In order to perform CSRF properly, all outgoing requests will be need to read the value of "csrf-token" cookie and send it back to the server in the "x-csrf-token" HTTP header. This can be added in a central location at the method timeoutFetch.

Drawbacks

The primary drawback of this login system is that it requires a session lookup for every request. If that proves expensive, the cost of this could be significantly mitigated by adding a short-term cache for sessions on each node.

Alternatives

Stateless Sessions

One alternatives considered was a "Stateless Session", where there would be no sessions table, but instead session information would be encoded using a "Javascript Web Token" (JWT). This is a signed object returned to the user instead of a session token; the object contains the username, csrf token, and session id. Using JWT, servers would not need to consult a sessions table for incoming requests, but instead would simply need to verify the signature on the token.

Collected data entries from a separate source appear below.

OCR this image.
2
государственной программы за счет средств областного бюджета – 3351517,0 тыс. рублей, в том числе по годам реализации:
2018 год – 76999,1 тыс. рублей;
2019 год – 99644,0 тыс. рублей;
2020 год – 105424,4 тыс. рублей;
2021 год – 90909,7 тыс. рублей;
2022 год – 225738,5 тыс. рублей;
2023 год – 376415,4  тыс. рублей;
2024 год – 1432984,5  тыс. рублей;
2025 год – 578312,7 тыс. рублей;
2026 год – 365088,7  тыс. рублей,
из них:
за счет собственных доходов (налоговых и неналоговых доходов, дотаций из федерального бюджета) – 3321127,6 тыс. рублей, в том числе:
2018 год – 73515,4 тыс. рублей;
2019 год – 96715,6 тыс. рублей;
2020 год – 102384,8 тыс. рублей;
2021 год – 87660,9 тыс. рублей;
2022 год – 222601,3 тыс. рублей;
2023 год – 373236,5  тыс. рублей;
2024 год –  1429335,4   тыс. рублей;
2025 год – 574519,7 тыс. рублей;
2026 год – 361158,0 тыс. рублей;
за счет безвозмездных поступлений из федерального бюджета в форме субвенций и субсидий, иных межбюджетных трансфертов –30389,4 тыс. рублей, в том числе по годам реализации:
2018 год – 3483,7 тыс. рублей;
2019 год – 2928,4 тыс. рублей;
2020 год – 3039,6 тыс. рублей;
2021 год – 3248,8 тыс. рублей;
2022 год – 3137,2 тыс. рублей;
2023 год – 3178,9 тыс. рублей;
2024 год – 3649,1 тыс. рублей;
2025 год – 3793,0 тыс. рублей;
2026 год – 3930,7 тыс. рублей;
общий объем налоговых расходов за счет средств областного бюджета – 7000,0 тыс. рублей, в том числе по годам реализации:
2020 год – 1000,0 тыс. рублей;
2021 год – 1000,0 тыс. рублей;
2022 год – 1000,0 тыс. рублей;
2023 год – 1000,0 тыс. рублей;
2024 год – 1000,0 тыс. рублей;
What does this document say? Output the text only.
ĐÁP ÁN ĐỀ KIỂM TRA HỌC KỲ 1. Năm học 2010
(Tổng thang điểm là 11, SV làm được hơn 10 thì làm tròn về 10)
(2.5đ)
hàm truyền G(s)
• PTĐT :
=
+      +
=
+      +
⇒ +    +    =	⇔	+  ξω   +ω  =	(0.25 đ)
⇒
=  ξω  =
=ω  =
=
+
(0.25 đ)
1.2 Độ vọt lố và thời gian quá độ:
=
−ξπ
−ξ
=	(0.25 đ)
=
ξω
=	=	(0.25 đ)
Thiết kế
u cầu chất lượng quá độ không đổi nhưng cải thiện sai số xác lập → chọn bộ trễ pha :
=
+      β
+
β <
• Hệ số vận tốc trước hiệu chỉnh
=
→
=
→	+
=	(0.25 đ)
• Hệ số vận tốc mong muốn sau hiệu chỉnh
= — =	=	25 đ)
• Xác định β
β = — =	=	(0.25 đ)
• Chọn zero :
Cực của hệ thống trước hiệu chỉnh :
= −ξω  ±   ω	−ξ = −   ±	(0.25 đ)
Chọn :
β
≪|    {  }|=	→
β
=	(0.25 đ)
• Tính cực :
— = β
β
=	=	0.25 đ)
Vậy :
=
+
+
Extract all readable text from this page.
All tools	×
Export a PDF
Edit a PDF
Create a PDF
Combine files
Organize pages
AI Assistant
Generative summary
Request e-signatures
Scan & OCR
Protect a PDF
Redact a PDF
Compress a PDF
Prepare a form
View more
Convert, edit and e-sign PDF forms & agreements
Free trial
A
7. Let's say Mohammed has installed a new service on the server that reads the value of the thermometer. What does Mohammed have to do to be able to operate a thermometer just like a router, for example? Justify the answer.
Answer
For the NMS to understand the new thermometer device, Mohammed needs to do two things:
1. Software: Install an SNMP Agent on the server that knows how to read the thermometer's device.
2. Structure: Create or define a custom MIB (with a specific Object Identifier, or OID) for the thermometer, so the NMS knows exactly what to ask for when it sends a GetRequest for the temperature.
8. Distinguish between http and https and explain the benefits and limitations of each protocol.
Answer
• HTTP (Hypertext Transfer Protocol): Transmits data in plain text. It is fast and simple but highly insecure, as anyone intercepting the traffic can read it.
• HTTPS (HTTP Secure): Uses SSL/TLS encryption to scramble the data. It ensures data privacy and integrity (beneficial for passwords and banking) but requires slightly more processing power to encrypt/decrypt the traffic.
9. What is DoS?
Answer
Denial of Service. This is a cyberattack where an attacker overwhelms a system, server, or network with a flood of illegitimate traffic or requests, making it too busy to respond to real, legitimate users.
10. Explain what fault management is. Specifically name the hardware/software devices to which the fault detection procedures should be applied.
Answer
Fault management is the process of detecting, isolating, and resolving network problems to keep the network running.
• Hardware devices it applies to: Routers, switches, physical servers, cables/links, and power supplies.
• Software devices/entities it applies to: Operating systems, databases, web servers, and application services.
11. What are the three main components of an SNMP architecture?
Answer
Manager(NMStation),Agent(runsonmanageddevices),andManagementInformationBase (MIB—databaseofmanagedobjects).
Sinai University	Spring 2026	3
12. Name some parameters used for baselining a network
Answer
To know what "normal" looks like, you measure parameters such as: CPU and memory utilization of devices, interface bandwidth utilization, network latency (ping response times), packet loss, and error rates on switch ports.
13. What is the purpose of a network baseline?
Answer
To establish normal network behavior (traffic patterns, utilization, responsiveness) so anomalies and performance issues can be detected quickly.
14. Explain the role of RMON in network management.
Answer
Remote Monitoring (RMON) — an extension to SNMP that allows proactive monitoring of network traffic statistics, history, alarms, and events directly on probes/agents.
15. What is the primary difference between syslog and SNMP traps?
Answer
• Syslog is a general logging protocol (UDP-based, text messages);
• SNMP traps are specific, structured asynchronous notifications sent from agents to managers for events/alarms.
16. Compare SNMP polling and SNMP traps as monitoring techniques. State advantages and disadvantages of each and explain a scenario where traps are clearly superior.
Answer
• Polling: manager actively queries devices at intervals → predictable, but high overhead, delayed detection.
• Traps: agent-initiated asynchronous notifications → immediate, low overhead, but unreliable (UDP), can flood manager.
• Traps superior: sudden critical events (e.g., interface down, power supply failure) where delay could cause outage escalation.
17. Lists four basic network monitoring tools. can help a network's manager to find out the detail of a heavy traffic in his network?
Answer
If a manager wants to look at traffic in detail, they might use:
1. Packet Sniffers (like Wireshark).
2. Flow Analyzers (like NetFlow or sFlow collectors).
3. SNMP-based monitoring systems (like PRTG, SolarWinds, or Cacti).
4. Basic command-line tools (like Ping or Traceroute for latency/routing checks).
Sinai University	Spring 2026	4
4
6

The major issue with JWT is that it does not provide a way to revoke login sessions; to do this, we would need to store a blocklist of revoked session IDs, which removes much of the advantage of not having the sessions table in the first place.

JWT would also require all machines on the cluster to maintain a shared secret for signing the tokens.

HTTP Basic Auth

The simplest option may be HTTP Basic authorization, wherein the browser allows the user to "log in", and sends a username/password combination with every request to the server. This requires no implementation on our part beyond verifying username/password, and in combination with HTTPS there is very little risk of being compromised by an attacker.

However, this has two main drawbacks:

  • It does not allow us to track actions at the session level, which is desirable from the perspective of auditing.
  • It does not allow us to provide a custom "login" dialog, a "logout" button, or persistent client sessions.

Unresolved Questions

401 Unauthorized

The "401 Unauthorized" response seems to be the most semantically correct HTTP code to return for unauthenticated attempts to access API methods. However, returning a 401 from a request seems to cause browsers to display username/password dialog for HTTP Basic auth, which we do not want to happen.

We can try returning 401 responses without the WWW-Authenticate method, but that seems to be in violation of HTTP standards. We could try sending a custom value in the WWW-authenticate field (such as "custom"), but it's also not clear that this will prevent the browser from preventing a login dialog pop-up.

If 401 proves to be problematic in this way, we will instead send 403 Forbidden in all cases where 401 is used in this RFC.